The two-year period comes due this Thursday. Even Goldberg now realizes his
prediction was totally wrong — with poll after poll showing most Americans
do not "agree that the war was worth it." So shouldn't Goldberg — or
somebody — pay off the $1,000? The bet was offered near the end of an
overheated blogo-debate between Goldberg and Dr. Juan Cole, the Middle East
scholar from University of Michigan. In proposing the wager to Cole,
Goldberg goaded: "Money where your mouth is, doc. One caveat: Because I
don't think it's right to bet on such serious matters for personal gain, if
I win, I'll donate the money to the USO." Cole reacted to the proposed bet
with disgust — calling it symbolic of "the neo-imperial American Right.
They are making their own fortunes with a wager on the fates of others, whom
they are treating like ants." Wrote Cole: "Here we have a prominent American
media star … betting on Iraqis as though they are greyhounds in a race."
Just before Goldberg proposed his bet to Cole, the professor had fumed:
"Goldberg is just a dime-a-dozen pundit. Cranky rich people hire
sharp-tongued and relatively uninformed young people all the time and put
them on the mass media to badmouth the poor, spread bigotry, exalt mindless
militarism, promote anti-intellectualism, and ensure that right-wing views
come to predominate." "Relatively uninformed" seemed accurate to me, but I
wondered about the "mindless militarism" charge — although I knew Goldberg
was one of dozens of pundits who mindlessly cheered on the Iraq invasion
(and suffered no consequences). Then I saw a 2003 column in which Goldberg
wrote of "bombing Afghanistan forward into the stone age" and relished this
anecdote: In the weeks prior to the war to liberate Afghanistan, a good
friend of mine would ask me almost every day, "Why aren't we killing people
yet?" And I never had a good answer for him. Because one of the most
important and vital things the United States could do after 9/11 was to kill
people. Since Goldberg felt compelled to tell us — as he gallantly offered
the $1,000 bet — that it was money he "can hardly spare right now," you may
wonder about his ability to pay. A look at his bio shows that Goldberg has
had a high-flying career in mainstream media — from CNN contributor to PBS
producer to USA Today Board of Contributors. (Full disclosure: In 2000, he
and I wrote relatively-friendly point/counterpoint columns for Brill's
Content.) One would think he could easily afford $1,000, especially for a
charity like the USO.
But who knows — maybe Goldberg has racked up huge gambling debts from
ignorant wagers like the one tendered to Cole.
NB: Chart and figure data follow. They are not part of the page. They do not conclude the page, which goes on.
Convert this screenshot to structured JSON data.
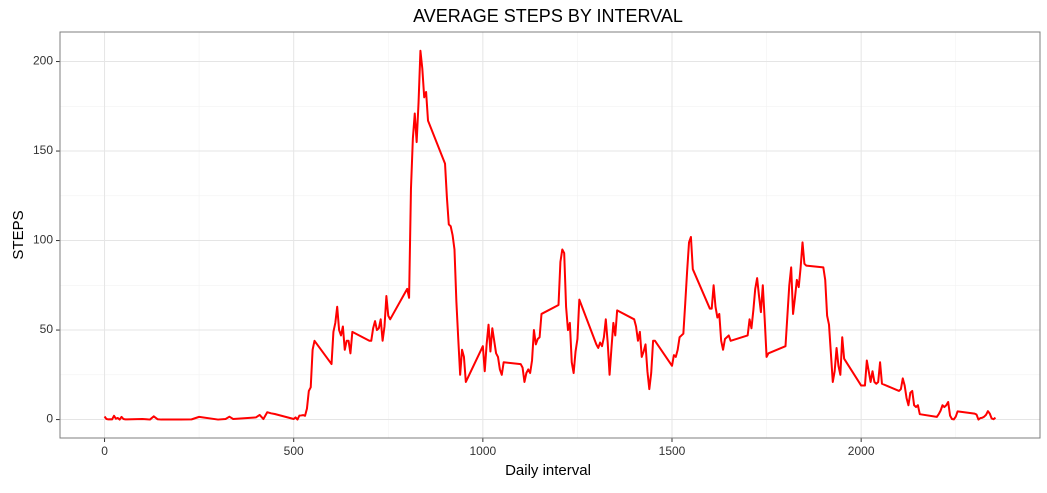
{
  "chart_data": {
    "type": "line",
    "title": "AVERAGE STEPS BY INTERVAL",
    "x_label": "Daily interval",
    "y_label": "STEPS",
    "x": [
      0,
      5,
      10,
      15,
      20,
      25,
      30,
      35,
      40,
      45,
      50,
      55,
      100,
      110,
      120,
      130,
      140,
      150,
      200,
      230,
      250,
      300,
      320,
      330,
      340,
      400,
      410,
      420,
      430,
      440,
      450,
      500,
      505,
      510,
      515,
      520,
      525,
      530,
      535,
      540,
      545,
      550,
      555,
      600,
      605,
      610,
      615,
      620,
      625,
      630,
      635,
      640,
      645,
      650,
      655,
      700,
      705,
      710,
      715,
      720,
      725,
      730,
      735,
      740,
      745,
      750,
      755,
      800,
      805,
      810,
      815,
      820,
      825,
      830,
      835,
      840,
      845,
      850,
      855,
      900,
      905,
      910,
      915,
      920,
      925,
      930,
      935,
      940,
      945,
      950,
      955,
      1000,
      1005,
      1010,
      1015,
      1020,
      1025,
      1030,
      1035,
      1040,
      1045,
      1050,
      1055,
      1100,
      1105,
      1110,
      1115,
      1120,
      1125,
      1130,
      1135,
      1140,
      1145,
      1150,
      1155,
      1200,
      1205,
      1210,
      1215,
      1220,
      1225,
      1230,
      1235,
      1240,
      1245,
      1250,
      1255,
      1300,
      1305,
      1310,
      1315,
      1320,
      1325,
      1330,
      1335,
      1340,
      1345,
      1350,
      1355,
      1400,
      1405,
      1410,
      1415,
      1420,
      1425,
      1430,
      1435,
      1440,
      1445,
      1450,
      1455,
      1500,
      1505,
      1510,
      1515,
      1520,
      1525,
      1530,
      1535,
      1540,
      1545,
      1550,
      1555,
      1600,
      1605,
      1610,
      1615,
      1620,
      1625,
      1630,
      1635,
      1640,
      1645,
      1650,
      1655,
      1700,
      1705,
      1710,
      1715,
      1720,
      1725,
      1730,
      1735,
      1740,
      1745,
      1750,
      1755,
      1800,
      1805,
      1810,
      1815,
      1820,
      1825,
      1830,
      1835,
      1840,
      1845,
      1850,
      1855,
      1900,
      1905,
      1910,
      1915,
      1920,
      1925,
      1930,
      1935,
      1940,
      1945,
      1950,
      1955,
      2000,
      2005,
      2010,
      2015,
      2020,
      2025,
      2030,
      2035,
      2040,
      2045,
      2050,
      2055,
      2100,
      2105,
      2110,
      2115,
      2120,
      2125,
      2130,
      2135,
      2140,
      2145,
      2150,
      2155,
      2200,
      2205,
      2210,
      2215,
      2220,
      2225,
      2230,
      2235,
      2240,
      2245,
      2250,
      2255,
      2300,
      2305,
      2310,
      2315,
      2320,
      2325,
      2330,
      2335,
      2340,
      2345,
      2350,
      2355
    ],
    "series": [
      {
        "name": "steps",
        "color": "#ff0000",
        "values": [
          1.7,
          0.3,
          0.1,
          0.2,
          0.1,
          2.1,
          0.5,
          0.9,
          0,
          1.5,
          0.3,
          0.1,
          0.3,
          0.2,
          0,
          1.8,
          0.2,
          0,
          0,
          0.1,
          1.5,
          0,
          0.3,
          1.6,
          0.3,
          1.2,
          2.6,
          0.3,
          4.1,
          3.5,
          3.1,
          0.3,
          1.2,
          0,
          2.2,
          2.3,
          2.5,
          2.1,
          6.1,
          16,
          18,
          39,
          44,
          31,
          49,
          54,
          63,
          50,
          47,
          52,
          39,
          44,
          44,
          37,
          49,
          44,
          44,
          51,
          55,
          50,
          51,
          56,
          44,
          52,
          69,
          58,
          56,
          73,
          68,
          129,
          157,
          171,
          155,
          177,
          206,
          196,
          180,
          183,
          167,
          143,
          124,
          109,
          108,
          103,
          95,
          66,
          45,
          25,
          39,
          35,
          21,
          41,
          27,
          42,
          53,
          38,
          51,
          44,
          37,
          35,
          28,
          25,
          32,
          31,
          29,
          21,
          26,
          28,
          26,
          33,
          50,
          42,
          45,
          46,
          59,
          64,
          88,
          95,
          93,
          63,
          50,
          54,
          32,
          26,
          38,
          45,
          67,
          42,
          40,
          43,
          41,
          46,
          56,
          43,
          25,
          40,
          54,
          47,
          61,
          56,
          52,
          44,
          49,
          35,
          38,
          42,
          27,
          17,
          26,
          44,
          44,
          30,
          36,
          35,
          39,
          46,
          47,
          48,
          65,
          83,
          99,
          102,
          84,
          62,
          62,
          75,
          63,
          57,
          59,
          44,
          39,
          45,
          46,
          47,
          44,
          47,
          56,
          51,
          61,
          73,
          79,
          69,
          60,
          75,
          56,
          35,
          37,
          41,
          58,
          75,
          85,
          59,
          68,
          78,
          74,
          85,
          99,
          87,
          86,
          85,
          78,
          58,
          53,
          37,
          21,
          27,
          40,
          30,
          25,
          46,
          34,
          19,
          19,
          19,
          33,
          27,
          21,
          27,
          21,
          20,
          21,
          32,
          20,
          16,
          17,
          23,
          19,
          12,
          8,
          15,
          16,
          8,
          7,
          8,
          3,
          1.5,
          3,
          5,
          8,
          7,
          8,
          9.8,
          2.2,
          0.3,
          0.1,
          1.6,
          4.6,
          3.3,
          2.8,
          0,
          0.8,
          1,
          1.6,
          2.6,
          4.7,
          3.3,
          0.6,
          0.2,
          1.1
        ]
      }
    ],
    "xlim": [
      -117.75,
      2472.75
    ],
    "ylim": [
      -10.3,
      216.5
    ],
    "xticks": [
      0,
      500,
      1000,
      1500,
      2000
    ],
    "yticks": [
      0,
      50,
      100,
      150,
      200
    ],
    "xminorticks": [
      250,
      750,
      1250,
      1750,
      2250
    ],
    "yminorticks": [
      25,
      75,
      125,
      175
    ],
    "grid": true
  }
}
So I have a solution. Let the Tribune media conglomerate pay the $1,000. Not
only does Tribune syndicate Goldberg's column, it was Tribune's Los Angeles
Times that added the analytically-impaired Goldberg to its columnist roster
in November 2005 — at the same time it fired renowned columnist Robert
Scheer, whose Iraq analysis had been breathtakingly accurate.
Despite financial upheavals, the highly-profitable Tribune Company has
plenty of money, as it lays off journalists en masse and squeezes the life
out once proud newspapers like the L.A. Times.
Professor Cole may be right to dismiss Jonah Goldberg as a "dime-a-dozen
pundit." But it's time to hold media corporations like Tribune responsible
for elevating the Goldbergs and their reckless predictions — as they
strangle newspapers and silence serious journalists like Bob Scheer.